A sign for ConAgra Foods' world headquarters in Omaha, Neb.(Photo: Nati Harnik AP)
OMAHA, Nebraska -- ConAgra Foods (CAG) has agreed to buy
private-label food producer Ralcorp (RAH) for about $5 billion, which
will make it North America's biggest manufacturer of cereals, crackers
and other packaged foods sold under store labels.
"Clearly,
consumer dynamics have changed since the recession, and we expect growth
in private-label food to continue to outpace growth in branded food,"
ConAgra CEO Gary Rodkin said.
He said the company remains committed to its brands, which include Chef Boyardee, Egg Beaters and Peter Pan.
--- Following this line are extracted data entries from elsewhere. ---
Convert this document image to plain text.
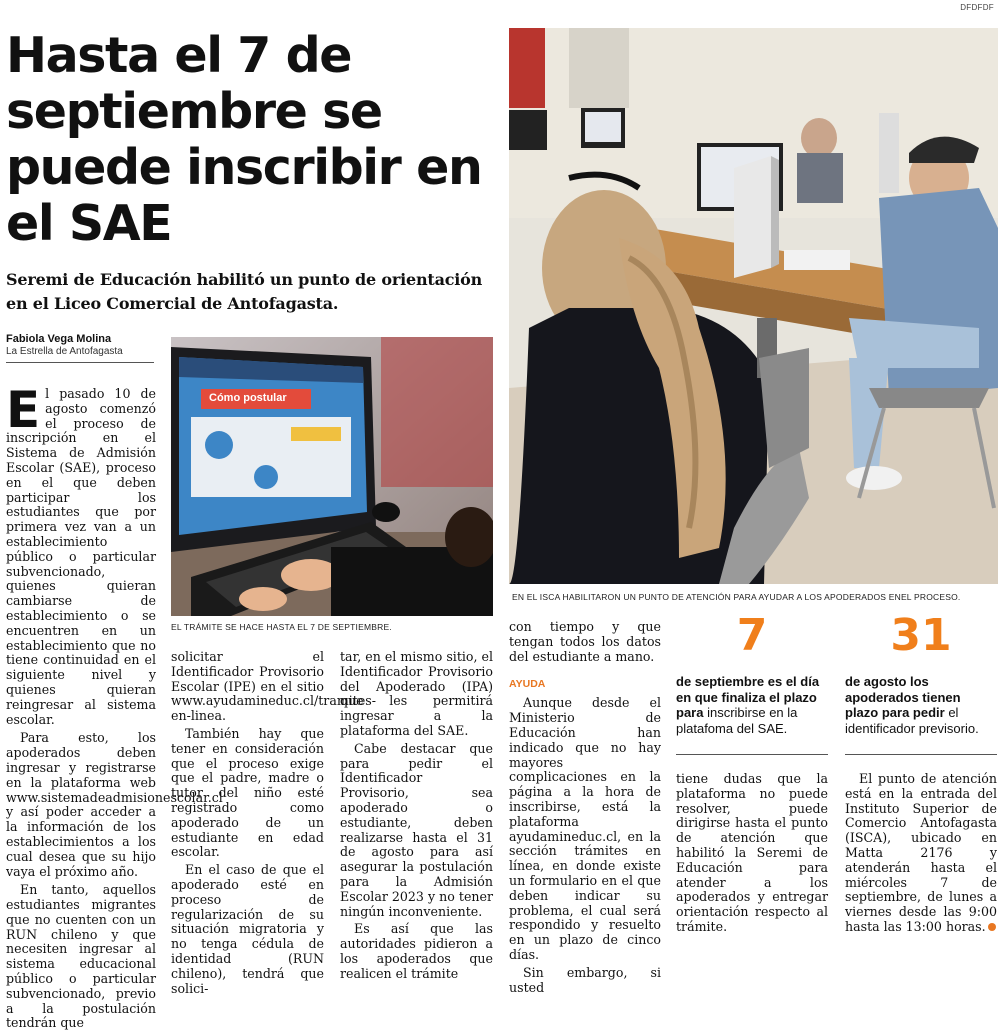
DFDFDF
Hasta el 7 de septiembre se puede inscribir en el SAE
Seremi de Educación habilitó un punto de orientación en el Liceo Comercial de Antofagasta.
Fabiola Vega Molina
La Estrella de Antofagasta
Cómo postular
EL TRÁMITE SE HACE HASTA EL 7 DE SEPTIEMBRE.
EN EL ISCA HABILITARON UN PUNTO DE ATENCIÓN PARA AYUDAR A LOS APODERADOS ENEL PROCESO.

El pasado 10 de agosto comenzó el proceso de inscripción en el Sistema de Admisión Escolar (SAE), proceso en el que deben participar los estudiantes que por primera vez van a un establecimiento público o particular subvencionado, quienes quieran cambiarse de establecimiento o se encuentren en un establecimiento que no tiene continuidad en el siguiente nivel y quienes quieran reingresar al sistema escolar.

Para esto, los apoderados deben ingresar y registrarse en la plataforma web www.sistemadeadmisionescolar.cl y así poder acceder a la información de los establecimientos a los cual desea que su hijo vaya el próximo año.

En tanto, aquellos estudiantes migrantes que no cuenten con un RUN chileno y que necesiten ingresar al sistema educacional público o particular subvencionado, previo a la postulación tendrán que

solicitar el Identificador Provisorio Escolar (IPE) en el sitio www.ayudamineduc.cl/tramites-en-linea.

También hay que tener en consideración que el proceso exige que el padre, madre o tutor del niño esté registrado como apoderado de un estudiante en edad escolar.

En el caso de que el apoderado esté en proceso de regularización de su situación migratoria y no tenga cédula de identidad (RUN chileno), tendrá que solici-

tar, en el mismo sitio, el Identificador Provisorio del Apoderado (IPA) que les permitirá ingresar a la plataforma del SAE.

Cabe destacar que para pedir el Identificador Provisorio, sea apoderado o estudiante, deben realizarse hasta el 31 de agosto para así asegurar la postulación para la Admisión Escolar 2023 y no tener ningún inconveniente.

Es así que las autoridades pidieron a los apoderados que realicen el trámite

con tiempo y que tengan todos los datos del estudiante a mano.

AYUDA

Aunque desde el Ministerio de Educación han indicado que no hay mayores complicaciones en la página a la hora de inscribirse, está la plataforma ayudamineduc.cl, en la sección trámites en línea, en donde existe un formulario en el que deben indicar su problema, el cual será respondido y resuelto en un plazo de cinco días.

Sin embargo, si usted

7
de septiembre es el día en que finaliza el plazo para inscribirse en la platafoma del SAE.
31
de agosto los apoderados tienen plazo para pedir el identificador previsorio.

tiene dudas que la plataforma no puede resolver, puede dirigirse hasta el punto de atención que habilitó la Seremi de Educación para atender a los apoderados y entregar orientación respecto al trámite.

El punto de atención está en la entrada del Instituto Superior de Comercio Antofagasta (ISCA), ubicado en Matta 2176 y atenderán hasta el miércoles 7 de septiembre, de lunes a viernes desde las 9:00 hasta las 13:00 horas.
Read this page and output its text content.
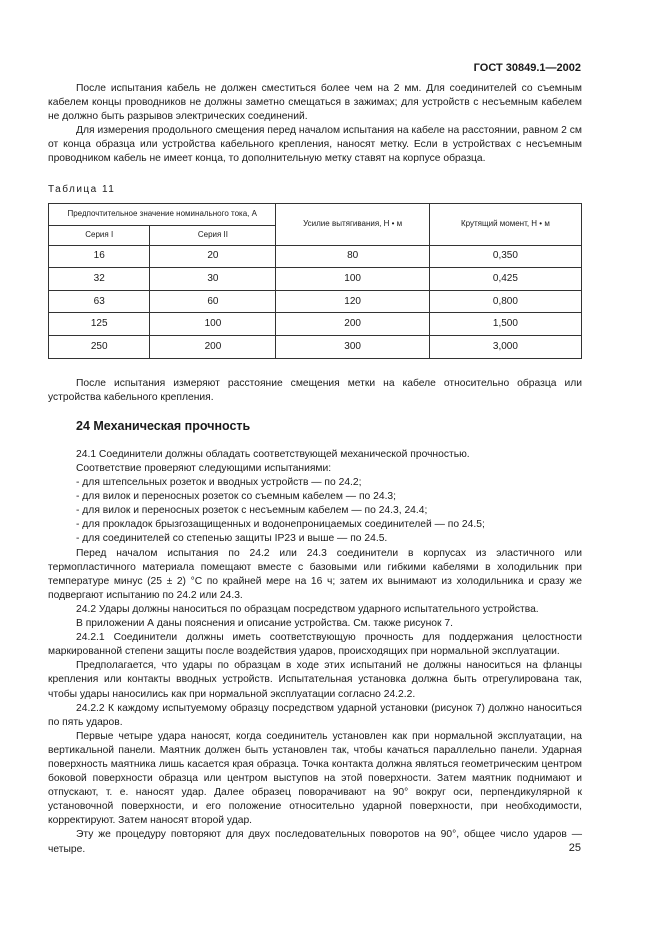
ГОСТ 30849.1—2002

После испытания кабель не должен сместиться более чем на 2 мм. Для соединителей со съемным кабелем концы проводников не должны заметно смещаться в зажимах; для устройств с несъемным кабелем не должно быть разрывов электрических соединений.

Для измерения продольного смещения перед началом испытания на кабеле на расстоянии, равном 2 см от конца образца или устройства кабельного крепления, наносят метку. Если в устройствах с несъемным проводником кабель не имеет конца, то дополнительную метку ставят на корпусе образца.

Таблица 11

Предпочтительное значение номинального тока, А		Усилие вытягивания, Н • м	Крутящий момент, Н • м
Серия I	Серия II		
16	20	80	0,350
32	30	100	0,425
63	60	120	0,800
125	100	200	1,500
250	200	300	3,000

После испытания измеряют расстояние смещения метки на кабеле относительно образца или устройства кабельного крепления.

24 Механическая прочность

24.1 Соединители должны обладать соответствующей механической прочностью.

Соответствие проверяют следующими испытаниями:

- для штепсельных розеток и вводных устройств — по 24.2;
- для вилок и переносных розеток со съемным кабелем — по 24.3;
- для вилок и переносных розеток с несъемным кабелем — по 24.3, 24.4;
- для прокладок брызгозащищенных и водонепроницаемых соединителей — по 24.5;
- для соединителей со степенью защиты IP23 и выше — по 24.5.

Перед началом испытания по 24.2 или 24.3 соединители в корпусах из эластичного или термопластичного материала помещают вместе с базовыми или гибкими кабелями в холодильник при температуре минус (25 ± 2) °С по крайней мере на 16 ч; затем их вынимают из холодильника и сразу же подвергают испытанию по 24.2 или 24.3.

24.2 Удары должны наноситься по образцам посредством ударного испытательного устройства.

В приложении А даны пояснения и описание устройства. См. также рисунок 7.

24.2.1 Соединители должны иметь соответствующую прочность для поддержания целостности маркированной степени защиты после воздействия ударов, происходящих при нормальной эксплуатации.

Предполагается, что удары по образцам в ходе этих испытаний не должны наноситься на фланцы крепления или контакты вводных устройств. Испытательная установка должна быть отрегулирована так, чтобы удары наносились как при нормальной эксплуатации согласно 24.2.2.

24.2.2 К каждому испытуемому образцу посредством ударной установки (рисунок 7) должно наноситься по пять ударов.

Первые четыре удара наносят, когда соединитель установлен как при нормальной эксплуатации, на вертикальной панели. Маятник должен быть установлен так, чтобы качаться параллельно панели. Ударная поверхность маятника лишь касается края образца. Точка контакта должна являться геометрическим центром боковой поверхности образца или центром выступов на этой поверхности. Затем маятник поднимают и отпускают, т. е. наносят удар. Далее образец поворачивают на 90° вокруг оси, перпендикулярной к установочной поверхности, и его положение относительно ударной поверхности, при необходимости, корректируют. Затем наносят второй удар.

Эту же процедуру повторяют для двух последовательных поворотов на 90°, общее число ударов — четыре.	25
Ralcorp's products include pasta, cereals, snacks, sauces and frozen bakery products.
ConAgra
Foods said Tuesday that the acquisition will strengthen its overall
position in the North American packaged food business.
The combined company will have total sales of about $18 billion annually and more than 36,000 workers.
ConAgra
will pay Ralcorp Holdings stockholders $90 per share, a 28% premium to
its Monday closing price of $70.23. Ralcorp currently has about 55
million outstanding shares, according to FactSet.
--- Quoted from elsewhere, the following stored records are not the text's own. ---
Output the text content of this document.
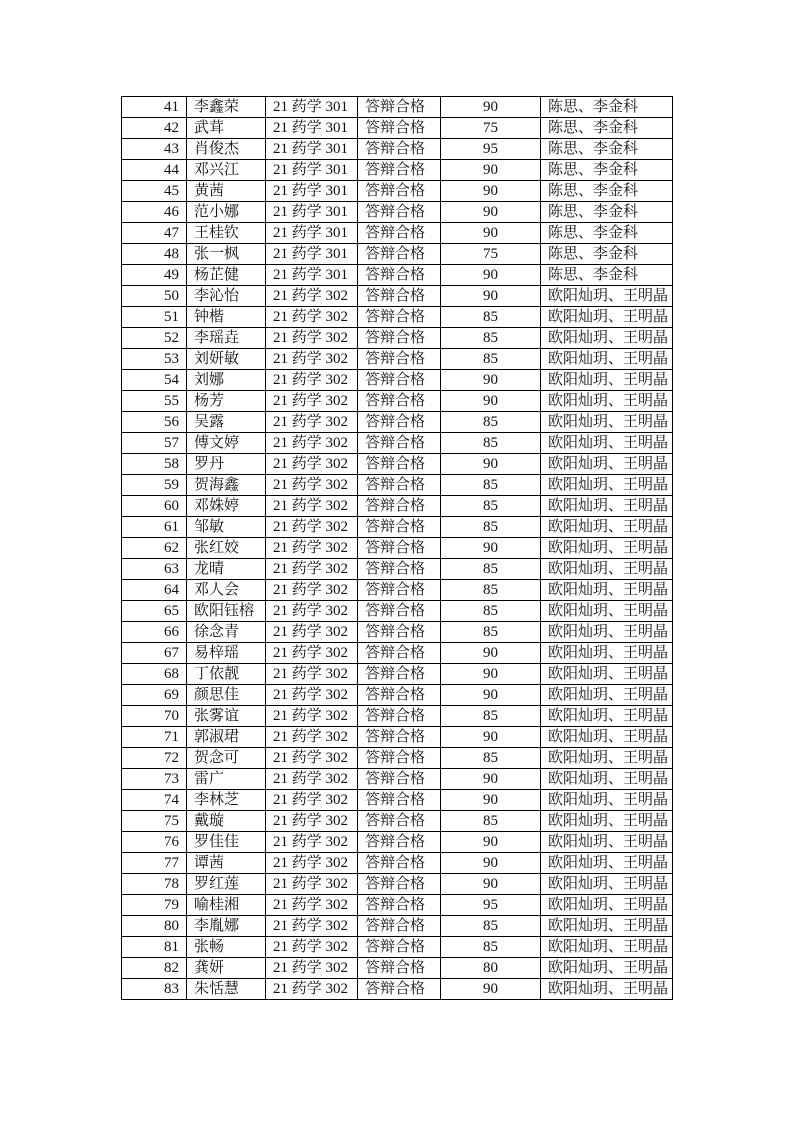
41	李鑫荣	21 药学 301	答辩合格	90	陈思、李金科
42	武茸	21 药学 301	答辩合格	75	陈思、李金科
43	肖俊杰	21 药学 301	答辩合格	95	陈思、李金科
44	邓兴江	21 药学 301	答辩合格	90	陈思、李金科
45	黄茜	21 药学 301	答辩合格	90	陈思、李金科
46	范小娜	21 药学 301	答辩合格	90	陈思、李金科
47	王桂钦	21 药学 301	答辩合格	90	陈思、李金科
48	张一枫	21 药学 301	答辩合格	75	陈思、李金科
49	杨芷健	21 药学 301	答辩合格	90	陈思、李金科
50	李沁怡	21 药学 302	答辩合格	90	欧阳灿玥、王明晶
51	钟楷	21 药学 302	答辩合格	85	欧阳灿玥、王明晶
52	李瑶垚	21 药学 302	答辩合格	85	欧阳灿玥、王明晶
53	刘妍敏	21 药学 302	答辩合格	85	欧阳灿玥、王明晶
54	刘娜	21 药学 302	答辩合格	90	欧阳灿玥、王明晶
55	杨芳	21 药学 302	答辩合格	90	欧阳灿玥、王明晶
56	吴露	21 药学 302	答辩合格	85	欧阳灿玥、王明晶
57	傅文婷	21 药学 302	答辩合格	85	欧阳灿玥、王明晶
58	罗丹	21 药学 302	答辩合格	90	欧阳灿玥、王明晶
59	贺海鑫	21 药学 302	答辩合格	85	欧阳灿玥、王明晶
60	邓姝婷	21 药学 302	答辩合格	85	欧阳灿玥、王明晶
61	邹敏	21 药学 302	答辩合格	85	欧阳灿玥、王明晶
62	张红姣	21 药学 302	答辩合格	90	欧阳灿玥、王明晶
63	龙晴	21 药学 302	答辩合格	85	欧阳灿玥、王明晶
64	邓人会	21 药学 302	答辩合格	85	欧阳灿玥、王明晶
65	欧阳钰榕	21 药学 302	答辩合格	85	欧阳灿玥、王明晶
66	徐念青	21 药学 302	答辩合格	85	欧阳灿玥、王明晶
67	易梓瑶	21 药学 302	答辩合格	90	欧阳灿玥、王明晶
68	丁依靓	21 药学 302	答辩合格	90	欧阳灿玥、王明晶
69	颜思佳	21 药学 302	答辩合格	90	欧阳灿玥、王明晶
70	张雾谊	21 药学 302	答辩合格	85	欧阳灿玥、王明晶
71	郭淑珺	21 药学 302	答辩合格	90	欧阳灿玥、王明晶
72	贺念可	21 药学 302	答辩合格	85	欧阳灿玥、王明晶
73	雷广	21 药学 302	答辩合格	90	欧阳灿玥、王明晶
74	李林芝	21 药学 302	答辩合格	90	欧阳灿玥、王明晶
75	戴璇	21 药学 302	答辩合格	85	欧阳灿玥、王明晶
76	罗佳佳	21 药学 302	答辩合格	90	欧阳灿玥、王明晶
77	谭茜	21 药学 302	答辩合格	90	欧阳灿玥、王明晶
78	罗红莲	21 药学 302	答辩合格	90	欧阳灿玥、王明晶
79	喻桂湘	21 药学 302	答辩合格	95	欧阳灿玥、王明晶
80	李胤娜	21 药学 302	答辩合格	85	欧阳灿玥、王明晶
81	张畅	21 药学 302	答辩合格	85	欧阳灿玥、王明晶
82	龚妍	21 药学 302	答辩合格	80	欧阳灿玥、王明晶
83	朱恬慧	21 药学 302	答辩合格	90	欧阳灿玥、王明晶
Ralcorp's stock jumped $18.71, or 26.6%, to $88.95 in premarket trading. Shares of ConAgra gained 72 cents, or 2.6%, to $29.01.
"We
believe the two companies are a great fit, and our employees will
benefit as part of a larger diversified organization with the necessary
scale and resources to be a leader in today's rapidly evolving
marketplace," Ralcorp CEO Kevin Hunt said in a statement.
The
companies value the transaction at about $6.8 billion when debt is
included. ConAgra said it plans to finance the acquisition mostly with
available cash, existing credit facilities and new borrowings. It
expects about $225 million in cost savings on an annual basis by the
fourth full fiscal year after the deal closes.
The deal, which was
unanimously approved by both companies' boards, is expected to close by
March 31, 2013. It still needs Ralcorp shareholder approval.
ConAgra
said the buyout should have a modest benefit on its fiscal 2013
financial results. The company still anticipates fiscal 2013 earnings in
a range of $2.03 to $2.06 per share, excluding any benefit from the
Ralcorp deal.
Analysts predict earnings of $2.06 per share.